I'm an unlikely fan of Mark Driscoll's preaching & books, but I'm a fan. He's thoughtful about the Bible and I appreciate his candor.  (As I said last year when I reviewed his book Real Marriage, I like his "straight/no chaser" approach.)  When his publisher offered me a review copy of his latest, Who Do You Think You Are?, I was excited to check it out.

Driscoll is with a new publisher and I suspect he's getting more editorial input than before.  The results are great: reading him now feels like you're in a conversation, rather than a fight.  That's a good thing :)

The center of Who Do You Think You Are? is our search for identity. I think this would be an especially good read for anyone going through a tough patch.  Driscoll reminds us of who God says we are in blunt, factual way (rather than the sappy "hug yourself because you're so wonderful" junk that exacerbates hopelessness).  The encouragement is solid because it's based on something real you can lean into.

I get tripped up on a few of Driscoll's word choices -- I'm not sure about the use of "image" as a verb.  But that's stylistic.  Substantively, this is a really good book, and it gets better as it goes on.  One of my favorite sections makes this point about prayer:

"The true test of your theology is not just what you say, but how you pray.  If others listened in on your prayer life, would they hear you praying the kind of prayers that could only be answered if God really showed up in a big way? Do you truly believe down deep in your gut that God can do more than you can ask or imagine?"
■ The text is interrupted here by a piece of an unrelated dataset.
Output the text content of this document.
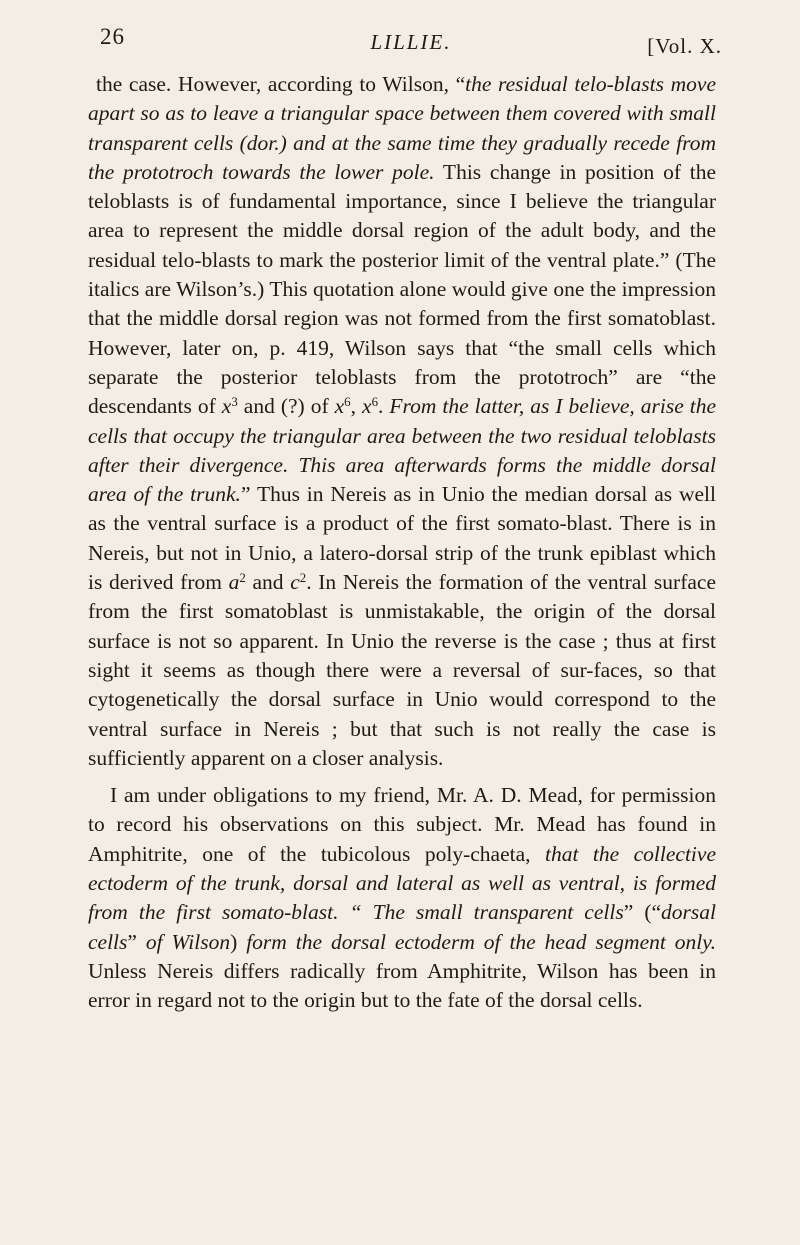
26	LILLIE.	[Vol. X.

the case. However, according to Wilson, “the residual telo-blasts move apart so as to leave a triangular space between them covered with small transparent cells (dor.) and at the same time they gradually recede from the prototroch towards the lower pole. This change in position of the teloblasts is of fundamental importance, since I believe the triangular area to represent the middle dorsal region of the adult body, and the residual telo-blasts to mark the posterior limit of the ventral plate.” (The italics are Wilson’s.) This quotation alone would give one the impression that the middle dorsal region was not formed from the first somatoblast. However, later on, p. 419, Wilson says that “the small cells which separate the posterior teloblasts from the prototroch” are “the descendants of $x^3$ and (?) of $x^6$, $x^6$. From the latter, as I believe, arise the cells that occupy the triangular area between the two residual teloblasts after their divergence. This area afterwards forms the middle dorsal area of the trunk.” Thus in Nereis as in Unio the median dorsal as well as the ventral surface is a product of the first somato-blast. There is in Nereis, but not in Unio, a latero-dorsal strip of the trunk epiblast which is derived from $a^2$ and $c^2$. In Nereis the formation of the ventral surface from the first somatoblast is unmistakable, the origin of the dorsal surface is not so apparent. In Unio the reverse is the case ; thus at first sight it seems as though there were a reversal of sur-faces, so that cytogenetically the dorsal surface in Unio would correspond to the ventral surface in Nereis ; but that such is not really the case is sufficiently apparent on a closer analysis.

I am under obligations to my friend, Mr. A. D. Mead, for permission to record his observations on this subject. Mr. Mead has found in Amphitrite, one of the tubicolous poly-chaeta, that the collective ectoderm of the trunk, dorsal and lateral as well as ventral, is formed from the first somato-blast. “ The small transparent cells” (“dorsal cells” of Wilson) form the dorsal ectoderm of the head segment only. Unless Nereis differs radically from Amphitrite, Wilson has been in error in regard not to the origin but to the fate of the dorsal cells.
A real strength of this book is Driscoll's skill in setting out provocative questions, then following them with points to help readers improve our answers.

And a note for those put off by Driscoll's hyper-conservative theology and extreme take on gender roles: there's not much of that in this book. (Again, hooray for good editing!)  I may not agree with everything Driscoll says, but I don't thing that's necessary to get a lot out of a book.  Four stars.

*Thanks to Thomas Nelson for providing the review copy - there was no obligation to post a positive review.

1 comment:

Mandie SheWritesStories said...

Oh my Trish, I don't want to seem like I'm commenting on every little thing, but I work in translations and I'm waiting for a report, and in my down time I'm reading all of your book recommendations. I love Driscoll too, although I couldn't tell you if I'm a complementarian or an egaliatarian. I was raised pente-baptist if that makes sense. Thanks for the book review!